Purpose: One of the most significant issues in application of culture-independent PCR-based approaches is determining viability of taxa that are detected. In this study, a method was established and used to identify composition of viable microbes in communities from pre-kill portions of a thermal processing line.
Methods: Samples from ingredients, environmental swabs, and finished product were collected from a manufacturing facility. DNA was extracted directly from one portion (non-enriched) and another portion was inoculated into broth incubated at three different temperatures (enriched). DNA content from extracts of the “non-enriched” and “enriched” samples was measured by quantitative Real-Time PCR (qPCR) using the 16S ribosomal RNA gene (16S rDNA) as a target. Growth was measured independently by aerobic plate counts (APC) and by deep pyrosequencing of 16S rDNA amplicons from these same samples.

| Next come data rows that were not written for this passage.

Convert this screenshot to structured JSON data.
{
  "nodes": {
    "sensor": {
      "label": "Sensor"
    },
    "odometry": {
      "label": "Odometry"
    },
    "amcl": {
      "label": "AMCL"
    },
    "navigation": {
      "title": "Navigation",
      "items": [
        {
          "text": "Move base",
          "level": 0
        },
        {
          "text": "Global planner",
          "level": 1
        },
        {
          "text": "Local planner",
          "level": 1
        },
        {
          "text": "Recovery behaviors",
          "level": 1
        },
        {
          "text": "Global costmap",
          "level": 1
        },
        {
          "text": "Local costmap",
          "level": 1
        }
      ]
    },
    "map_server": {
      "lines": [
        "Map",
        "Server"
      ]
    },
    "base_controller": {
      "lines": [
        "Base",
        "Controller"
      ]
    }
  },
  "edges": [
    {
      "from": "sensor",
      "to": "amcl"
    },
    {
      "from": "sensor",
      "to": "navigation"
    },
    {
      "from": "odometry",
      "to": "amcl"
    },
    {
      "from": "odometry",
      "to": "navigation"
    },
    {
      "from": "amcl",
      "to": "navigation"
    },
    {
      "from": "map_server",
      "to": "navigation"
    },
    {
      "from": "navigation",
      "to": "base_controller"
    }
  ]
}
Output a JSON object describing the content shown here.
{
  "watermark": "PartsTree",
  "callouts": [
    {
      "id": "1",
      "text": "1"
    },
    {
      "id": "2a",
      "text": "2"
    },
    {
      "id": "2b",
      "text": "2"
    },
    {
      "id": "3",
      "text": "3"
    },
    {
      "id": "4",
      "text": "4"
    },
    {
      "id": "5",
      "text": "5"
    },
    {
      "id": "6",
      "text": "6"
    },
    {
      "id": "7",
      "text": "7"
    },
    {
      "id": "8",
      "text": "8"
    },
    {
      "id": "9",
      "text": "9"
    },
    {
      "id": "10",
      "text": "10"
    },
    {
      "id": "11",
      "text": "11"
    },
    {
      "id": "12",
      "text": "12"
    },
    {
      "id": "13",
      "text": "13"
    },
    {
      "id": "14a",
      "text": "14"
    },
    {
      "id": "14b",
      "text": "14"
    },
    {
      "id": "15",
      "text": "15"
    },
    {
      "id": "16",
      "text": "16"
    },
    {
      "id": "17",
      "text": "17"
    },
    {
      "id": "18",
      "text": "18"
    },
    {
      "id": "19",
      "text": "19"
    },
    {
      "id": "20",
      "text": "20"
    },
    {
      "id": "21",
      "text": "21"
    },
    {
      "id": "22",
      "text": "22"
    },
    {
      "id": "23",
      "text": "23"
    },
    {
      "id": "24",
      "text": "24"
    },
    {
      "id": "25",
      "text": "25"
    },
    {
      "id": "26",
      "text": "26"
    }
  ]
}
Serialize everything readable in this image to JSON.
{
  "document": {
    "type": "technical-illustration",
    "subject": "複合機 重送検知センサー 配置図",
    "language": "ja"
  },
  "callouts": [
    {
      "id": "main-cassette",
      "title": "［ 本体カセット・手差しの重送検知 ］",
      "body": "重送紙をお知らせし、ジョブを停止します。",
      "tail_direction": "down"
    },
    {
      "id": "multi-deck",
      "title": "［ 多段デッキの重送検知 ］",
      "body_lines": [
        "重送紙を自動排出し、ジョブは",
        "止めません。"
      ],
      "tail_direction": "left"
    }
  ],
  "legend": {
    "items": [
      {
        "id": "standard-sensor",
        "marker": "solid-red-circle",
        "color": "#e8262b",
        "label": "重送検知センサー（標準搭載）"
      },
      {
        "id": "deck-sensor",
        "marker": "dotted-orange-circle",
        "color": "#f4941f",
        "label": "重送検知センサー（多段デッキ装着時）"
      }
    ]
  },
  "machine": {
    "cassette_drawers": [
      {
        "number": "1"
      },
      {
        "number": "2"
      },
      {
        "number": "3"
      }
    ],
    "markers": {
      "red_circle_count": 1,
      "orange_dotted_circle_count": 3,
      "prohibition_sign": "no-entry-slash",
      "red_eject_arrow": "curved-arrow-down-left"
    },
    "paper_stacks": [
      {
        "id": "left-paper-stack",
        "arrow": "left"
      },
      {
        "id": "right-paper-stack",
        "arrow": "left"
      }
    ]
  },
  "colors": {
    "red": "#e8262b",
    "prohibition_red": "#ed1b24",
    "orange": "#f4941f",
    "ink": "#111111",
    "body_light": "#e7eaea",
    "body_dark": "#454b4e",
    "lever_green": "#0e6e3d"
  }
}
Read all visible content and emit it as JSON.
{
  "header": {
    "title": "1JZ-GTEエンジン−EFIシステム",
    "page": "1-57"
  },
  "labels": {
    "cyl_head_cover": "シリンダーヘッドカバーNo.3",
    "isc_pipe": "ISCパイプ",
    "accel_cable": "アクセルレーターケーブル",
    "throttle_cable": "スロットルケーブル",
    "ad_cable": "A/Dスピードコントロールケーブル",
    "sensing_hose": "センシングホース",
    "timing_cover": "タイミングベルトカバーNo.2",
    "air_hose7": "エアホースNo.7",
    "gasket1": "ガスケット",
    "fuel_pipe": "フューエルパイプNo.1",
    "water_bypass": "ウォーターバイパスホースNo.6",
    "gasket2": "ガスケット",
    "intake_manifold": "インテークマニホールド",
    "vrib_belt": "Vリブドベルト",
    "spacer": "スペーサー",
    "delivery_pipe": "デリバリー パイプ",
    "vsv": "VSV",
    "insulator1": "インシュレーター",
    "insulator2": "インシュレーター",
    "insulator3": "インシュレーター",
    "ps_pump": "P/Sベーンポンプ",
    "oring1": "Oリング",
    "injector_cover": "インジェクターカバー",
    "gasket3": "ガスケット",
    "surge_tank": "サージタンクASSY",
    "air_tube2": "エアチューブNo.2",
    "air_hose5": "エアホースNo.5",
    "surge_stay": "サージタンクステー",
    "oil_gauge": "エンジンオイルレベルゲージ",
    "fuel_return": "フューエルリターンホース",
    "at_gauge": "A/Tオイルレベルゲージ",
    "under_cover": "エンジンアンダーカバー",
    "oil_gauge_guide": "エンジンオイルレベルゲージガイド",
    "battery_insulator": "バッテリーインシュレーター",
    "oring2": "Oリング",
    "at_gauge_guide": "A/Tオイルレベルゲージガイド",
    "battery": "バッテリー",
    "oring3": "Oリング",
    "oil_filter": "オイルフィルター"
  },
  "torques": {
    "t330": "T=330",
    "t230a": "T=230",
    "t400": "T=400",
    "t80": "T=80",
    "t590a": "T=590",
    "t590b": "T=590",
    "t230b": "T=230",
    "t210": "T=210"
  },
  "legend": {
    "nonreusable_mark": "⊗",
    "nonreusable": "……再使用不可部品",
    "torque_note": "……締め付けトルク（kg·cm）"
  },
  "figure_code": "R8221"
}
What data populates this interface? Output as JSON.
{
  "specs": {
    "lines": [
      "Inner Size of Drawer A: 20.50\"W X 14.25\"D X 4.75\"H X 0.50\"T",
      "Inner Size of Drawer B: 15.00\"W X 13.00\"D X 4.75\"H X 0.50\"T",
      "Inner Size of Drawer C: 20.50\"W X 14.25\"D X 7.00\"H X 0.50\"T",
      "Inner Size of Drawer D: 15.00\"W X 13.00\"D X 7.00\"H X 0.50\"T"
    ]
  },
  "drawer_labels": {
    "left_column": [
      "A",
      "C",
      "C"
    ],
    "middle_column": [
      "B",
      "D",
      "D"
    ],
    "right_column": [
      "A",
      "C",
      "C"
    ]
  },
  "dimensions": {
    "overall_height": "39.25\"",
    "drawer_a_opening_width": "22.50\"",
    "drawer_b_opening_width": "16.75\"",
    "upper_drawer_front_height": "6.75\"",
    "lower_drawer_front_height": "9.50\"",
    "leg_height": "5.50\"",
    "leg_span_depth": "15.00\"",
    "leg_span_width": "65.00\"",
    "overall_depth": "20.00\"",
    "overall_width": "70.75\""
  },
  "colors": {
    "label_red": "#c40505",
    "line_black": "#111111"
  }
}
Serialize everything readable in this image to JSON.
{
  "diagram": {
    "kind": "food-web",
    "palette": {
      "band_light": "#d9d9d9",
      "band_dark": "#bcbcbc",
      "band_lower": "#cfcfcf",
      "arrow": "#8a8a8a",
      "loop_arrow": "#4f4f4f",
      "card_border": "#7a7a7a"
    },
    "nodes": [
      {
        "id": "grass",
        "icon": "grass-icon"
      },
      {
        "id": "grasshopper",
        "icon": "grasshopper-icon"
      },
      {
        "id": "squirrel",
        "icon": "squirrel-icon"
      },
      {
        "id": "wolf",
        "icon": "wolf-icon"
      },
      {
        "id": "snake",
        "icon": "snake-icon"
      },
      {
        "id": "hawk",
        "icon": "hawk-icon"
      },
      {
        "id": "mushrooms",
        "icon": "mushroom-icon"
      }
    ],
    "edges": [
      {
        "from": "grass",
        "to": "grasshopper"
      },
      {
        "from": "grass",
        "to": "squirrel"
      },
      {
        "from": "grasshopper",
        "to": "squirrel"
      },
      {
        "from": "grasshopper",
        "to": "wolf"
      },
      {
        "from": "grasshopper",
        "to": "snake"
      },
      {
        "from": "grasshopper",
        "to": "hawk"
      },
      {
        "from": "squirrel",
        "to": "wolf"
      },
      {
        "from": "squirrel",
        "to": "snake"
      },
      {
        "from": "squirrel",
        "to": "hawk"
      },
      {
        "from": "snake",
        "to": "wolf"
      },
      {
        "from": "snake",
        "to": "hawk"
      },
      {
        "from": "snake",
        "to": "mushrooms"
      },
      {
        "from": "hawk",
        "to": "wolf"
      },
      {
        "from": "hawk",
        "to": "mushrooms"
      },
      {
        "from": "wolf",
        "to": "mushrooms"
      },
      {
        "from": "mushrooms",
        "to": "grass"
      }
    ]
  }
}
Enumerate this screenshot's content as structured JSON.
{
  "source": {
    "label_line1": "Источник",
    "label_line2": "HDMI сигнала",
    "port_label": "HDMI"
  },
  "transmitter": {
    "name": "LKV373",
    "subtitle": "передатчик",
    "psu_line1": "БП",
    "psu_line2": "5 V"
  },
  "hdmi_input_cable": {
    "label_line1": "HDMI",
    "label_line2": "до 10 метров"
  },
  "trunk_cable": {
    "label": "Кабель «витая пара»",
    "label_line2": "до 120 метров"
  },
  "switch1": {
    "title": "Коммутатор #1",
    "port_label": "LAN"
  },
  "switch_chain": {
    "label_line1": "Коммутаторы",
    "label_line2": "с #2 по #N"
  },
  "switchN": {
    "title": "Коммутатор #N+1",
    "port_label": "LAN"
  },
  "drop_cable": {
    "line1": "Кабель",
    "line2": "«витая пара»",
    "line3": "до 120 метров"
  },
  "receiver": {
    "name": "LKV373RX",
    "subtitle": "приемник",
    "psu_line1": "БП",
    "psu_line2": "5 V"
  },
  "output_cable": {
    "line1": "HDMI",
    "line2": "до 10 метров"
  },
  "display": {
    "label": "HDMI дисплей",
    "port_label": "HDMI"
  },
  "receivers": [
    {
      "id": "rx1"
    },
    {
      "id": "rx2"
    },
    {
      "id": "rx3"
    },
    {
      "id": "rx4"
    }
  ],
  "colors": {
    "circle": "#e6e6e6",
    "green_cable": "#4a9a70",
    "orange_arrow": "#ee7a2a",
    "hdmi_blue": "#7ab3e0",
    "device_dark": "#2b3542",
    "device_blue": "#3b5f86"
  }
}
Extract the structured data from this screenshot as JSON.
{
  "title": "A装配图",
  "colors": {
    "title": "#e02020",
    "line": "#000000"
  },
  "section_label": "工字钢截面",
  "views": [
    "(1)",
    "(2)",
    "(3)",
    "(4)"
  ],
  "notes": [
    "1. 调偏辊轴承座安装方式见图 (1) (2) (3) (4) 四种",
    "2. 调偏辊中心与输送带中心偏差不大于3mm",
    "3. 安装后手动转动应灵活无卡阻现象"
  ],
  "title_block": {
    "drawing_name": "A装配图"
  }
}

Results: At the optimal enrichment temperature of 35 °C, samples having enriched/unenriched 16S rDNA qPCR ratios >10 had viable cells as measured by APC while samples with ratios <10 had APCs ranging from undetectable to 100 CFU, establishing 100 CFU as a minimum viable cell threshold. As with APC, deep pyrosequencing of samples with enriched/unenriched qPCR ratios >10 were consistent with viable cells being present, showing large changes in the proportions of taxa detected after enrichment. Compositional analyses of sequences from sequential samples of a production line by linear discriminant analysis were consistent with viable organisms from ingredients and the environment converging to form communities on equipment prior to the thermal process step.
Significance: Optimization of this sample preparation and sample differentiation is an important first step in application of deep pyrosequencing to study the microbial ecology of food manufacturing facilities. We have used this method along with deep pyrosequencing to define composition of viable microbial communities in a manufacturing plant.